REVELATION 1.1–1.3 – VISIONARY MATERIAL: HANDLE CAREFULLY
NRSV Revelation 1.1 The revelation of Jesus Christ, which God gave him to show his servants what must soon take place; he made it known by sending his angel to his servant John,
2 who testified to the Word of God and to the testimony of Jesus Christ, even to all that he saw.
3 Blessed is the one who reads aloud the words of the prophecy, and blessed are those who hear and who keep what is written in it; for the time is near.
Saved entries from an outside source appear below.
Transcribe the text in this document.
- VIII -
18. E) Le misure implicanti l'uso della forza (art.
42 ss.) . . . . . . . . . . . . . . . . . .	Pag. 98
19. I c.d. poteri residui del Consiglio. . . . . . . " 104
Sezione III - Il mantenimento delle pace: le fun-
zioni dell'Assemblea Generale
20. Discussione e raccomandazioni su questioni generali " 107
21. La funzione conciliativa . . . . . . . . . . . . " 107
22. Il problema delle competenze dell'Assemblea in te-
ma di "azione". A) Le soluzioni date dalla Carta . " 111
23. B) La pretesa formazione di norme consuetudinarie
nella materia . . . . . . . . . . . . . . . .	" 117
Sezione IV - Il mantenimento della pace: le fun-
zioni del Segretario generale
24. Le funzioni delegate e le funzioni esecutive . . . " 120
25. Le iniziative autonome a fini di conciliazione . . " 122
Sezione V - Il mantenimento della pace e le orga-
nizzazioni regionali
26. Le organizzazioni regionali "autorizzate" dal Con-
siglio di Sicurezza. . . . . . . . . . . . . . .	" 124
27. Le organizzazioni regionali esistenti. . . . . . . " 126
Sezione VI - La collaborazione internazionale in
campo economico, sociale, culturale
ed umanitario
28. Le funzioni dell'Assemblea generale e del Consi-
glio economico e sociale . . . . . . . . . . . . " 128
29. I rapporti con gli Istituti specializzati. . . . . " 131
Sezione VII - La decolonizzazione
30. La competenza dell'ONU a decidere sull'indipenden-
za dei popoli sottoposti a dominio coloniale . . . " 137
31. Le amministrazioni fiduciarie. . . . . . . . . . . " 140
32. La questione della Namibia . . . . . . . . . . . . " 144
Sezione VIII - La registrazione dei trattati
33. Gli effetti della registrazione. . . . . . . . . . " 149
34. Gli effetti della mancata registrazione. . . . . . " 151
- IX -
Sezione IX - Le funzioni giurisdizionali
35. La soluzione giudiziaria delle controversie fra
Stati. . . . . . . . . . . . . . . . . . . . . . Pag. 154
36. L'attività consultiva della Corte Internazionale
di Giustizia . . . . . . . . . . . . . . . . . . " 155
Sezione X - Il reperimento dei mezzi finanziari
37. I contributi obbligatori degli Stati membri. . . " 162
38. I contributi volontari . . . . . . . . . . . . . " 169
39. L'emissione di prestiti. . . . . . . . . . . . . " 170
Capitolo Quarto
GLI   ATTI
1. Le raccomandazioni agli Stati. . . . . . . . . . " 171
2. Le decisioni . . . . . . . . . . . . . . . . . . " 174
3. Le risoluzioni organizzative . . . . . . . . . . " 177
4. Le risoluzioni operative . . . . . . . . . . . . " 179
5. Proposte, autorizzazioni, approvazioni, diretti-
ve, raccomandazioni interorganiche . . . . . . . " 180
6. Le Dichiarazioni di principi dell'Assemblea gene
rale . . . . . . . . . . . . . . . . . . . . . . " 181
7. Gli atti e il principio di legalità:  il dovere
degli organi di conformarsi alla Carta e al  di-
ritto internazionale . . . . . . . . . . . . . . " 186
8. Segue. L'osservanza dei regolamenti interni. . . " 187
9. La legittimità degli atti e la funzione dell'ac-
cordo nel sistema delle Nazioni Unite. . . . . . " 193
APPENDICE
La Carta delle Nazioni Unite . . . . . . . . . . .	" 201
Much has been and ought to be made of the fact that the Apocalypse, after the brief introductory remarks, starts and ends with epistolary elements. E. Schüssler Fiorenza has especially highlighted the parallels with the Pauline corpus. Notice that even the introductory phrase apocalypsis Iesou Christou is found in Paul's writings in various places (cf. 1 Cor. 1.7 to 2 Thess. 1.7), where it refers to the Parousia. But in what is probably Paul's earliest letter (see Gal. 1.12, 16) reference is made to an appearance of Jesus Christ to Paul in a vision, possibly alluding to his Damascus Road experience. Fiorenza thus is likely right to suggest that our author characterizes his experience as a prophetic visionary experience, not unlike Paul's. Notice too that like Paul the author never directly calls himself a prophet, but rather a doulos, a term used in the Hebrew Scriptures to refer to servant-prophets (cf. Amos 3.7). But there may be an implicit claim of authority in the use of this term, as there seems to be in the Pauline usage. If one is a servant of Jesus, one has a position of authority. At least in part John is writing to an area where Paul spent a considerable amount of time, though perhaps not in all these particular communities. It should not then be surprising if the Pauline Gospel and theology had affected John of Patmos. It was William Ramsay's conjecture that, by the end of the first century a.d., the primary locus of the Christian movement was in Asia Minor.